Oui… mais non, cette chronique va plutôt appeler un chat, un chat. On va juste parler de séries, et de sexe dans un catalogue à la Prévert.

La sexualité est trop sérieuse dans nos vies pour commencer à tourner autour du pot et utiliser des tournures niaises et imprécises : attendez-vous donc à croiser des mots comme **** ou **** voire carrément ****, mais là c’est vraiment salace, hein ? (Ah, Pierrette me dit dans l’oreillette reliée directement en métropole qu’elle mettra des « bips » quand ça sera trop cru. Je croise les **** dans ce cas !)
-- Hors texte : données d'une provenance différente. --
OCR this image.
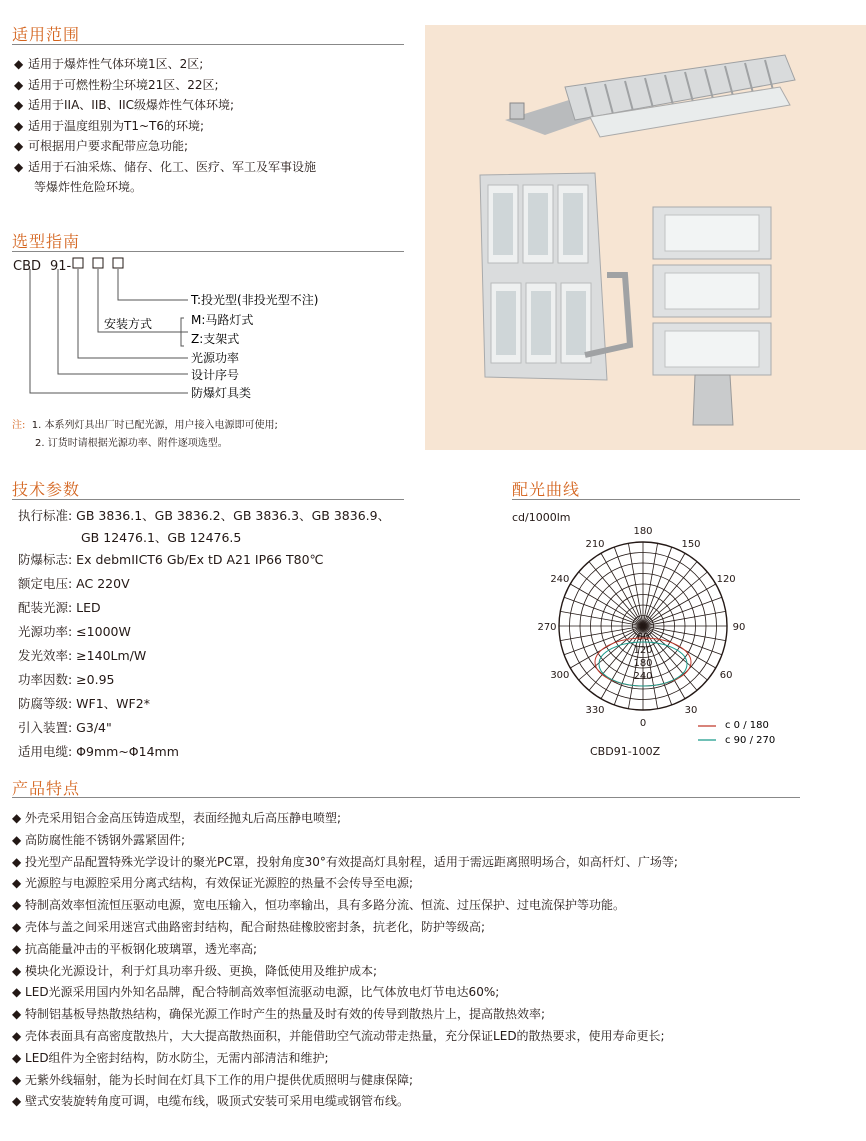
适用范围
◆ 适用于爆炸性气体环境1区、2区;
◆ 适用于可燃性粉尘环境21区、22区;
◆ 适用于IIA、IIB、IIC级爆炸性气体环境;
◆ 适用于温度组别为T1~T6的环境;
◆ 可根据用户要求配带应急功能;
◆ 适用于石油采炼、储存、化工、医疗、军工及军事设施
等爆炸性危险环境。
选型指南
CBD 91-
T:投光型(非投光型不注)
安装方式	M:马路灯式
Z:支架式
光源功率
设计序号
防爆灯具类
注: 1. 本系列灯具出厂时已配光源，用户接入电源即可使用;
2. 订货时请根据光源功率、附件逐项选型。
技术参数
执行标准: GB 3836.1、GB 3836.2、GB 3836.3、GB 3836.9、
GB 12476.1、GB 12476.5
防爆标志: Ex debmIICT6 Gb/Ex tD A21 IP66 T80℃
额定电压: AC 220V
配装光源: LED
光源功率: ≤1000W
发光效率: ≥140Lm/W
功率因数: ≥0.95
防腐等级: WF1、WF2*
引入装置: G3/4"
适用电缆: Φ9mm~Φ14mm
配光曲线
cd/1000lm
180
150
120
90
60
30
0
330
300
270
240
210
60
120
180
240
c 0 / 180
c 90 / 270
CBD91-100Z
产品特点
◆ 外壳采用铝合金高压铸造成型，表面经抛丸后高压静电喷塑;
◆ 高防腐性能不锈钢外露紧固件;
◆ 投光型产品配置特殊光学设计的聚光PC罩，投射角度30°有效提高灯具射程，适用于需远距离照明场合，如高杆灯、广场等;
◆ 光源腔与电源腔采用分离式结构，有效保证光源腔的热量不会传导至电源;
◆ 特制高效率恒流恒压驱动电源，宽电压输入，恒功率输出，具有多路分流、恒流、过压保护、过电流保护等功能。
◆ 壳体与盖之间采用迷宫式曲路密封结构，配合耐热硅橡胶密封条，抗老化，防护等级高;
◆ 抗高能量冲击的平板钢化玻璃罩，透光率高;
◆ 模块化光源设计，利于灯具功率升级、更换，降低使用及维护成本;
◆ LED光源采用国内外知名品牌，配合特制高效率恒流驱动电源，比气体放电灯节电达60%;
◆ 特制铝基板导热散热结构，确保光源工作时产生的热量及时有效的传导到散热片上，提高散热效率;
◆ 壳体表面具有高密度散热片，大大提高散热面积，并能借助空气流动带走热量，充分保证LED的散热要求，使用寿命更长;
◆ LED组件为全密封结构，防水防尘，无需内部清洁和维护;
◆ 无紫外线辐射，能为长时间在灯具下工作的用户提供优质照明与健康保障;
◆ 壁式安装旋转角度可调，电缆布线，吸顶式安装可采用电缆或钢管布线。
Mais cela signifie surtout que, pour une fois, ce papier numérique s’adressera exclusivement aux adultes, donc les boutonneux puceaux, passez votre chemin, allez plutôt lire les chroniques précédentes, vous y apprendrez des trucs sympas pour épater vos copines de lycée et peut-être que sur un malentendu … Bref, les ados, barrez-vous, et avant de partir pensez à passer de temps en temps un coup de lingette javellisée sur votre clavier, ça tue tous les restes biologiques incompatibles avec l’informatique et ça fera plaisir à votre mère que votre piaule ne sente pas toujours la crevette morte …

Pendant longtemps, le sexe n’existait tout simplement pas dans les séries US. Simple divertissement familial, il était hors de question de montrer autre chose qu’un vague chaste baiser de loin en loin si vraiment on voulait se montrer révolutionnaire. Au nom de préjugés moraux forts, et à cause du risque de censure immédiate, montrer ne serait-ce qu’une fesse ou un décolleté trop plongeant aurait de suite fait sauter les standards téléphoniques des prods de ces gros hypocrites de Ricains…
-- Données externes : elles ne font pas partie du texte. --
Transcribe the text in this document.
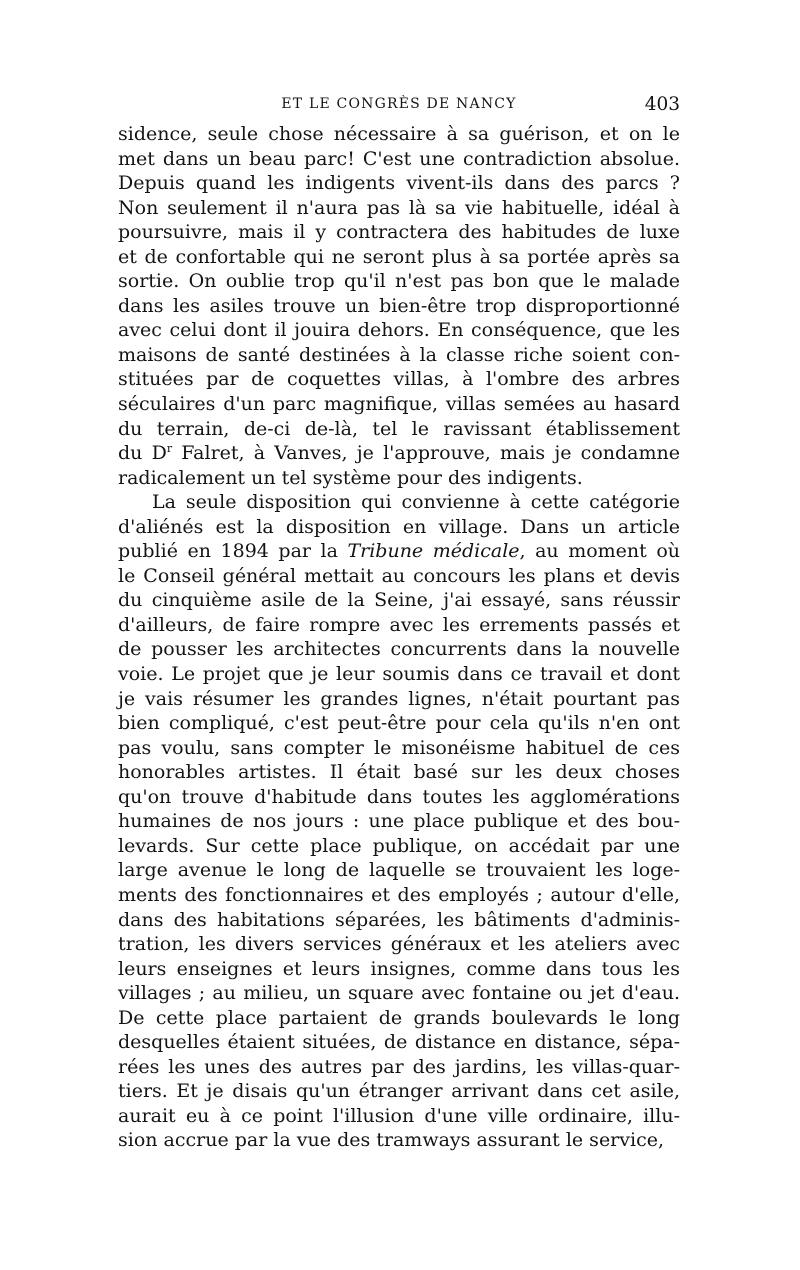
ET LE CONGRÈS DE NANCY	403
sidence, seule chose nécessaire à sa guérison, et on le
met dans un beau parc! C'est une contradiction absolue.
Depuis quand les indigents vivent-ils dans des parcs ?
Non seulement il n'aura pas là sa vie habituelle, idéal à
poursuivre, mais il y contractera des habitudes de luxe
et de confortable qui ne seront plus à sa portée après sa
sortie. On oublie trop qu'il n'est pas bon que le malade
dans les asiles trouve un bien-être trop disproportionné
avec celui dont il jouira dehors. En conséquence, que les
maisons de santé destinées à la classe riche soient con-
stituées par de coquettes villas, à l'ombre des arbres
séculaires d'un parc magnifique, villas semées au hasard
du terrain, de-ci de-là, tel le ravissant établissement
du $D^r$ Falret, à Vanves, je l'approuve, mais je condamne
radicalement un tel système pour des indigents.
La seule disposition qui convienne à cette catégorie
d'aliénés est la disposition en village. Dans un article
publié en 1894 par la Tribune médicale, au moment où
le Conseil général mettait au concours les plans et devis
du cinquième asile de la Seine, j'ai essayé, sans réussir
d'ailleurs, de faire rompre avec les errements passés et
de pousser les architectes concurrents dans la nouvelle
voie. Le projet que je leur soumis dans ce travail et dont
je vais résumer les grandes lignes, n'était pourtant pas
bien compliqué, c'est peut-être pour cela qu'ils n'en ont
pas voulu, sans compter le misonéisme habituel de ces
honorables artistes. Il était basé sur les deux choses
qu'on trouve d'habitude dans toutes les agglomérations
humaines de nos jours : une place publique et des bou-
levards. Sur cette place publique, on accédait par une
large avenue le long de laquelle se trouvaient les loge-
ments des fonctionnaires et des employés ; autour d'elle,
dans des habitations séparées, les bâtiments d'adminis-
tration, les divers services généraux et les ateliers avec
leurs enseignes et leurs insignes, comme dans tous les
villages ; au milieu, un square avec fontaine ou jet d'eau.
De cette place partaient de grands boulevards le long
desquelles étaient situées, de distance en distance, sépa-
rées les unes des autres par des jardins, les villas-quar-
tiers. Et je disais qu'un étranger arrivant dans cet asile,
aurait eu à ce point l'illusion d'une ville ordinaire, illu-
sion accrue par la vue des tramways assurant le service,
Mais, quand même, ne les jugeons pas trop vite. Le principe a été (et est encore souvent) de proposer, non des êtres humains complexes et complets, mais des personnages archétypiques, voire monomaniaques.
(Hein ? Quoi ? … Hum, hum, on me dit à l’oreille que l’audience du site est en forte baisse, à cause du charabia utilisé juste avant. Pas de panique, je redresse la barre illico!)
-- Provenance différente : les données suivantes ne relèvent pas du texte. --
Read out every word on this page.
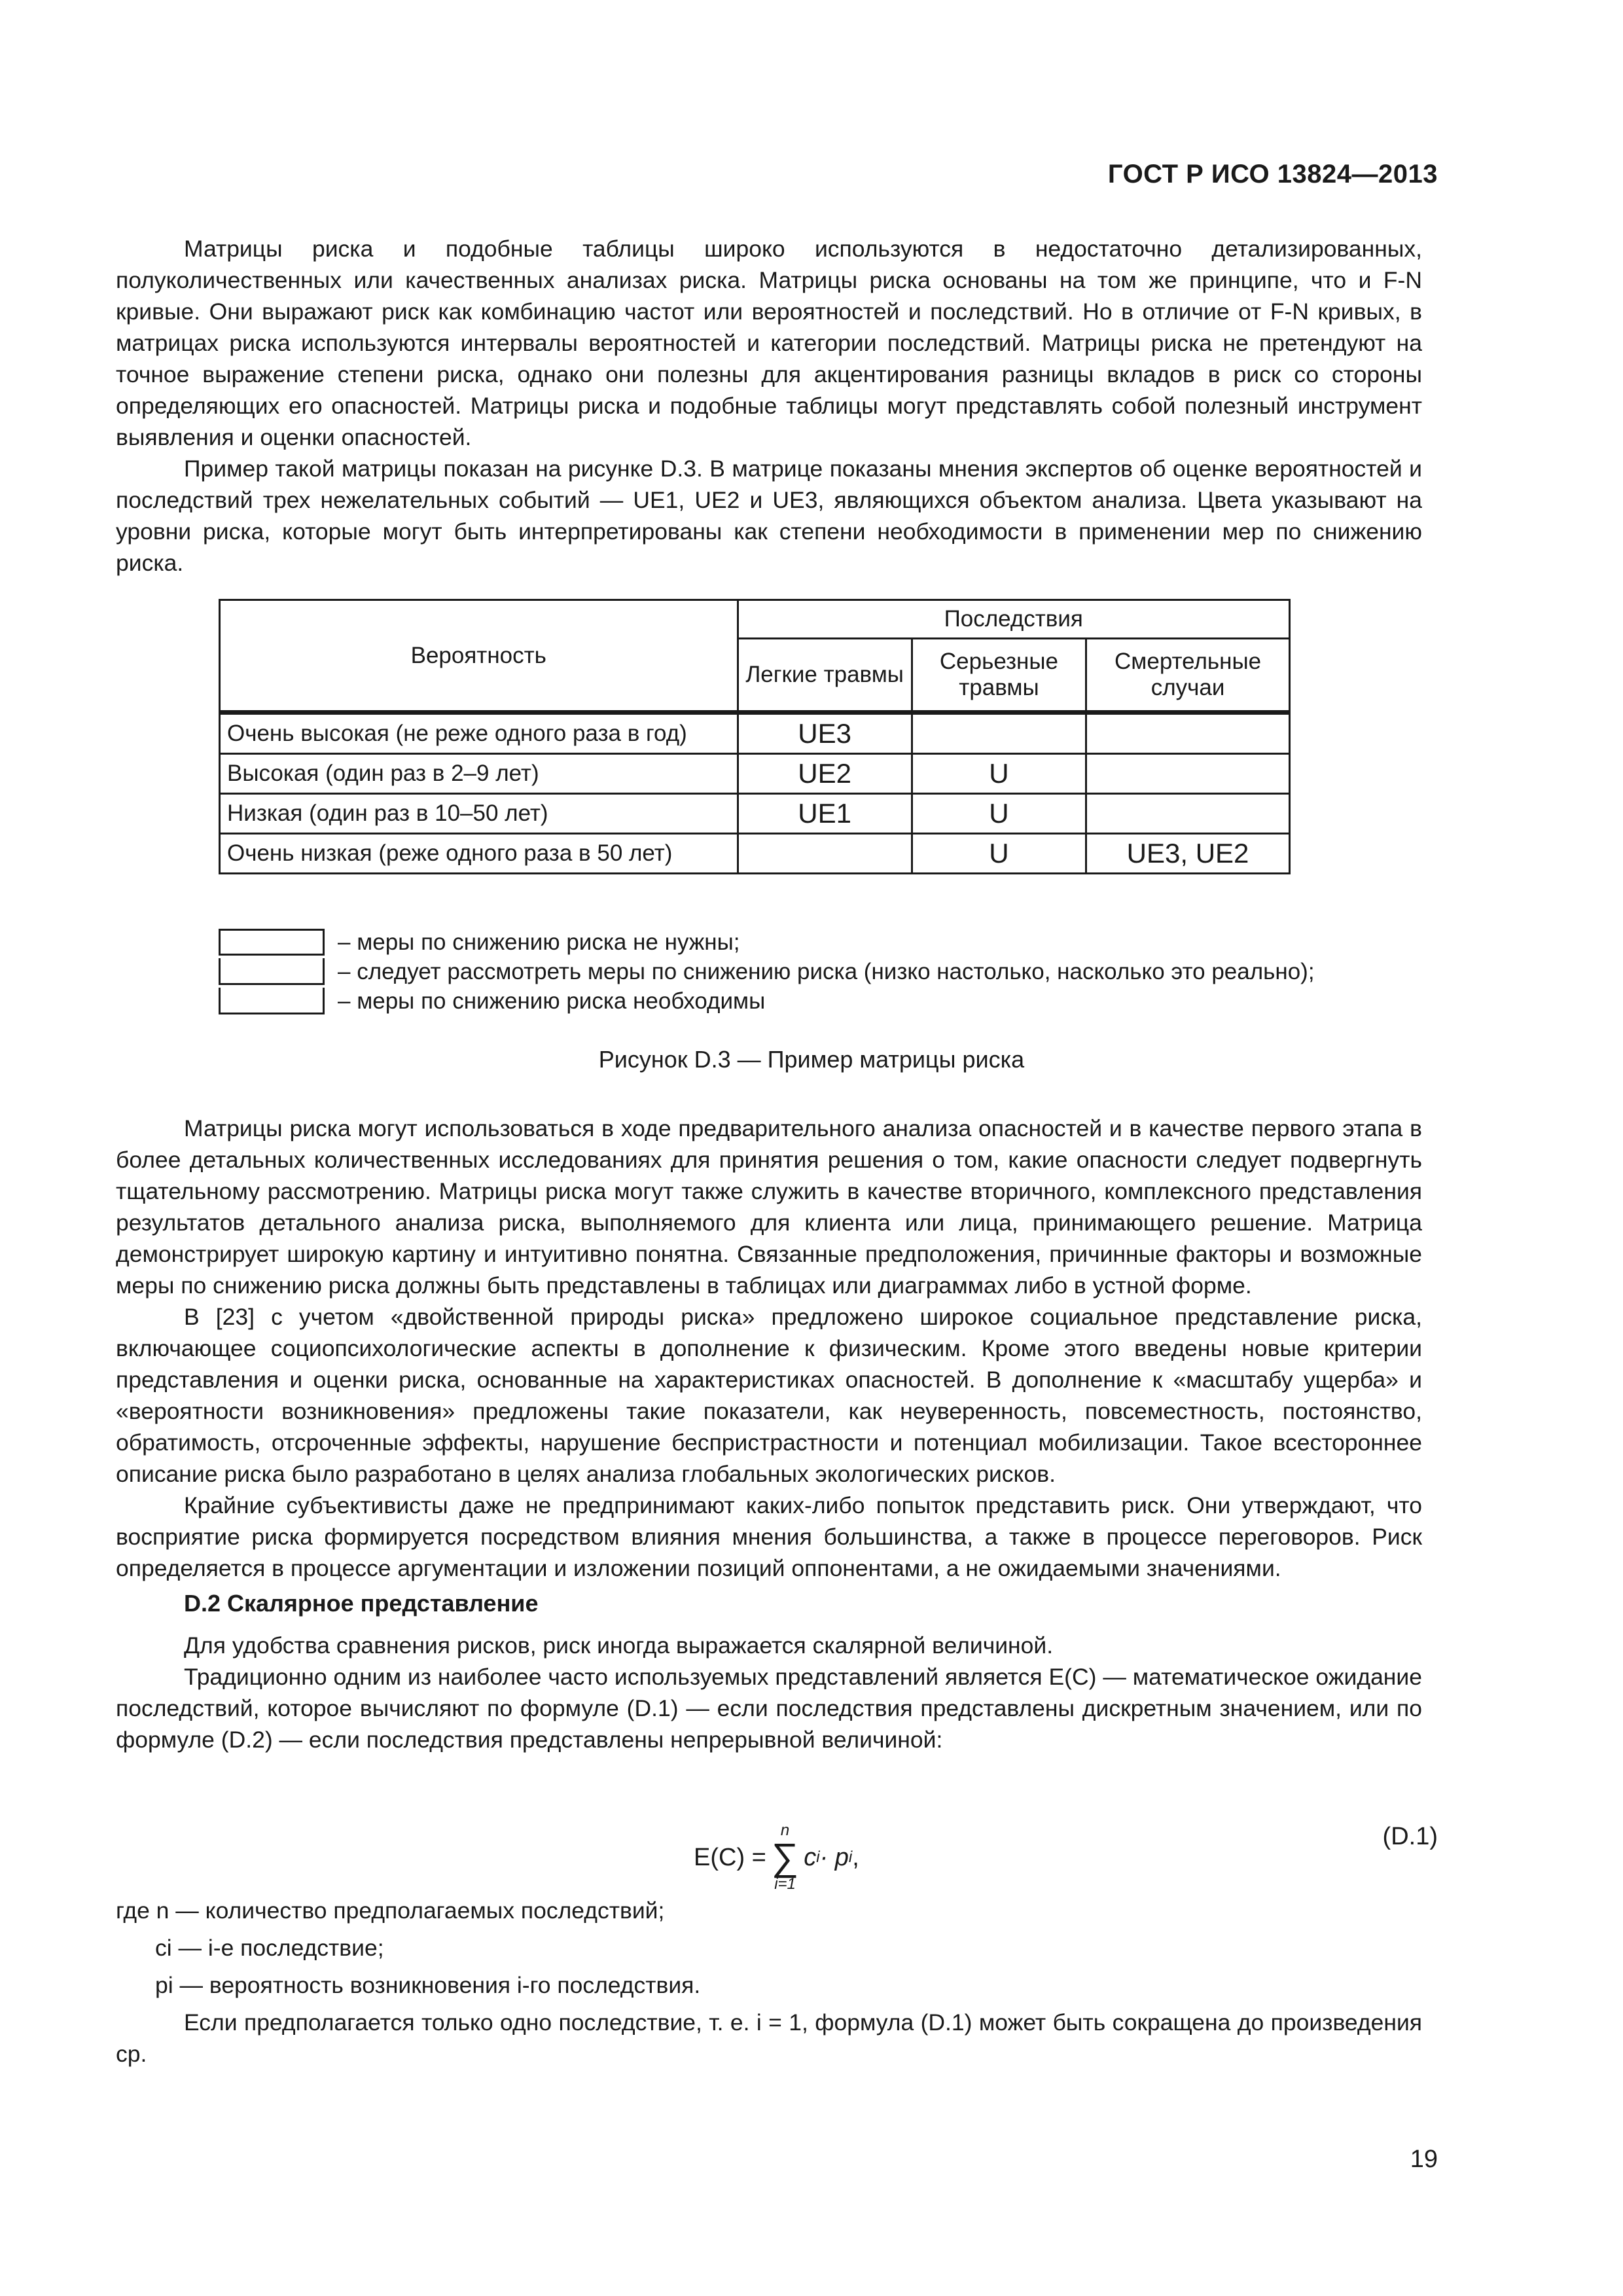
ГОСТ Р ИСО 13824—2013

Матрицы риска и подобные таблицы широко используются в недостаточно детализированных, полуколичественных или качественных анализах риска. Матрицы риска основаны на том же принципе, что и F-N кривые. Они выражают риск как комбинацию частот или вероятностей и последствий. Но в отличие от F-N кривых, в матрицах риска используются интервалы вероятностей и категории последствий. Матрицы риска не претендуют на точное выражение степени риска, однако они полезны для акцентирования разницы вкладов в риск со стороны определяющих его опасностей. Матрицы риска и подобные таблицы могут представлять собой полезный инструмент выявления и оценки опасностей.

Пример такой матрицы показан на рисунке D.3. В матрице показаны мнения экспертов об оценке вероятностей и последствий трех нежелательных событий — UE1, UE2 и UE3, являющихся объектом анализа. Цвета указывают на уровни риска, которые могут быть интерпретированы как степени необходимости в применении мер по снижению риска.

Вероятность	Последствия		
	Легкие травмы	Серьезные травмы	Смертельные случаи
Очень высокая (не реже одного раза в год)	UE3		
Высокая (один раз в 2–9 лет)	UE2	U	
Низкая (один раз в 10–50 лет)	UE1	U	
Очень низкая (реже одного раза в 50 лет)		U	UE3, UE2
– меры по снижению риска не нужны;
– следует рассмотреть меры по снижению риска (низко настолько, насколько это реально);
– меры по снижению риска необходимы
Рисунок D.3 — Пример матрицы риска

Матрицы риска могут использоваться в ходе предварительного анализа опасностей и в качестве первого этапа в более детальных количественных исследованиях для принятия решения о том, какие опасности следует подвергнуть тщательному рассмотрению. Матрицы риска могут также служить в качестве вторичного, комплексного представления результатов детального анализа риска, выполняемого для клиента или лица, принимающего решение. Матрица демонстрирует широкую картину и интуитивно понятна. Связанные предположения, причинные факторы и возможные меры по снижению риска должны быть представлены в таблицах или диаграммах либо в устной форме.

В [23] с учетом «двойственной природы риска» предложено широкое социальное представление риска, включающее социопсихологические аспекты в дополнение к физическим. Кроме этого введены новые критерии представления и оценки риска, основанные на характеристиках опасностей. В дополнение к «масштабу ущерба» и «вероятности возникновения» предложены такие показатели, как неуверенность, повсеместность, постоянство, обратимость, отсроченные эффекты, нарушение беспристрастности и потенциал мобилизации. Такое всестороннее описание риска было разработано в целях анализа глобальных экологических рисков.

Крайние субъективисты даже не предпринимают каких-либо попыток представить риск. Они утверждают, что восприятие риска формируется посредством влияния мнения большинства, а также в процессе переговоров. Риск определяется в процессе аргументации и изложении позиций оппонентами, а не ожидаемыми значениями.

D.2 Скалярное представление

Для удобства сравнения рисков, риск иногда выражается скалярной величиной.

Традиционно одним из наиболее часто используемых представлений является E(C) — математическое ожидание последствий, которое вычисляют по формуле (D.1) — если последствия представлены дискретным значением, или по формуле (D.2) — если последствия представлены непрерывной величиной:

E(C) =
n
∑
i=1
c i · p i ,
(D.1)

где n — количество предполагаемых последствий;

ci — i-е последствие;

pi — вероятность возникновения i-го последствия.

Если предполагается только одно последствие, т. е. i = 1, формула (D.1) может быть сокращена до произведения cp.

19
Donc en résumé : les séries ne montrent que ce qui est utile à l’histoire, point barre.

Évidemment, un véritable être humain doit se laver tous les jours et se brosser les dents, aller aux toilettes pour se purger vessie et intestins, il a forcément une libido qui le titille souvent, parfois il se cure le nez au volant ou se gratte les fesses en marchant, voire remonte peu élégamment ses collants dans la rue, pensant que personne ne regarde, ou encore fait une sieste bien méritée après s’être murgé la tronche avec ses potes / copines le samedi soir …
Mais voilà, une série ce n’est pas la vraie vie : si on est dans une ambiance policière, fantastique, SF, comique, sentimentale, scientifique … le temps imparti est toujours de 45 minutes par épisode (et oui, il faut enlever 10 minutes de pub pardi!), et c’est déjà assez court si on a un scénario qui tient la route. On n’a pas de temps à perdre avec des choses futiles si on veut boucler le numéro.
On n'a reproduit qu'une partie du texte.